Claggart is a sadist who interprets all human interaction as a direct threat to authority. He despises Billy, primarily because Billy is so well liked by everyone else. To satisfy his own twisted sense of duty and tyranny, Claggart takes every opportunity to make an example and humiliate Billy’s inability to form cohesive sentences. This perpetual belittlement eventually results in tragic circumstances for both men.

Throughout, this film is an intimate critique of the gruel and cruel ethics imparted on men under the banner of maritime law and justice. As an audience, we are given quality substance, mostly without spectacle. Each character is a carefully delineated person – not a caricature.

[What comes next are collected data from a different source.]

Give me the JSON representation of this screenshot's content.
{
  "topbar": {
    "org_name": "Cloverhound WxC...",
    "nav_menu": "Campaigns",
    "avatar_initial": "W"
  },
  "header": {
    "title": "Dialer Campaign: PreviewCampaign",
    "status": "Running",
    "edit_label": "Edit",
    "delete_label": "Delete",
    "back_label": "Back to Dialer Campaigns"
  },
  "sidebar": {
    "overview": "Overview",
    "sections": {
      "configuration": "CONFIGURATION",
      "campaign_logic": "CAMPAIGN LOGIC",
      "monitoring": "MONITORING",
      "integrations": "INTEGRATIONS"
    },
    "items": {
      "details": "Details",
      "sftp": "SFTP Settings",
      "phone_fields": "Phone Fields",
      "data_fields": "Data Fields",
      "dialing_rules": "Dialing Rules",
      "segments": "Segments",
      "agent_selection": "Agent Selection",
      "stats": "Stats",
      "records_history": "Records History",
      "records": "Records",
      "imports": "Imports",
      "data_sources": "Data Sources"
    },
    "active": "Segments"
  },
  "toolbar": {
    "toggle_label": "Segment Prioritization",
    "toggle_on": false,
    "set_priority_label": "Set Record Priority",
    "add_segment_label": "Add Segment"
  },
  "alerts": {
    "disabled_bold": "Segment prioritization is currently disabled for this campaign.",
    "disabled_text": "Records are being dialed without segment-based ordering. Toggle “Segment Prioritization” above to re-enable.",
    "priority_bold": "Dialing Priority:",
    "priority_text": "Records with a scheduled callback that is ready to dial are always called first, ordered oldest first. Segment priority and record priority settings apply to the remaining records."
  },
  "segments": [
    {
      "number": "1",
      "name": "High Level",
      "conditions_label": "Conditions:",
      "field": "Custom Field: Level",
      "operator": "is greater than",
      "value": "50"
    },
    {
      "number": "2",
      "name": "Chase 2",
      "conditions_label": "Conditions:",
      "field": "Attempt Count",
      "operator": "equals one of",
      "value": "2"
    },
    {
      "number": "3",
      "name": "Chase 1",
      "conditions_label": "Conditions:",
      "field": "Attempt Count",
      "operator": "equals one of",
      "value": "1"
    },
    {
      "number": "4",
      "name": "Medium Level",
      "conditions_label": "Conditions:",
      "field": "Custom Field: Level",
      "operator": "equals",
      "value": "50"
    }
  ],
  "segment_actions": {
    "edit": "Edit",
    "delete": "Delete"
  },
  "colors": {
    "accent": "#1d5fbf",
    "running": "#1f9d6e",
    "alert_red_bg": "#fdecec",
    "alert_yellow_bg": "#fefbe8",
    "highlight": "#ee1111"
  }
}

Director Ustinov avoids clichés and the urge to turn his tale into another seafaring swashbuckler with its stoic and heroic figures lashed to the masts as martyrs. Terence Stamp's performance is a sublime exercise in understatement – seeming quite natural. Robert Ryan is his usual diabolical self – quite effective as the sailor who’s given his heart, and possibly his soul, to the sea. Outstanding mention goes to Melvyn Douglas’ reserved turn as The Dansker Sail maker, as well as Ustinov for both his adept direction and performance as Post Captain, Edward Fairfax Vere – a man torn between his sense of understanding and his commitment to duty.

Warner Home Video’s DVD is quite satisfactory; anamorphic widescreen with a refined B&W image; strong contrast levels and minimal amount of age related artifacts. Blacks are deep and solid. Whites are generally clean. Occasionally, a hint of edge enhancement intrudes but does not distract. There are also several scenes which suffer from a curious soft characteristic. Fine details are realized throughout. The audio is mono but quite satisfactory. An audio commentary by Stamp and Stephen Soderbergh is the only extra. Recommended!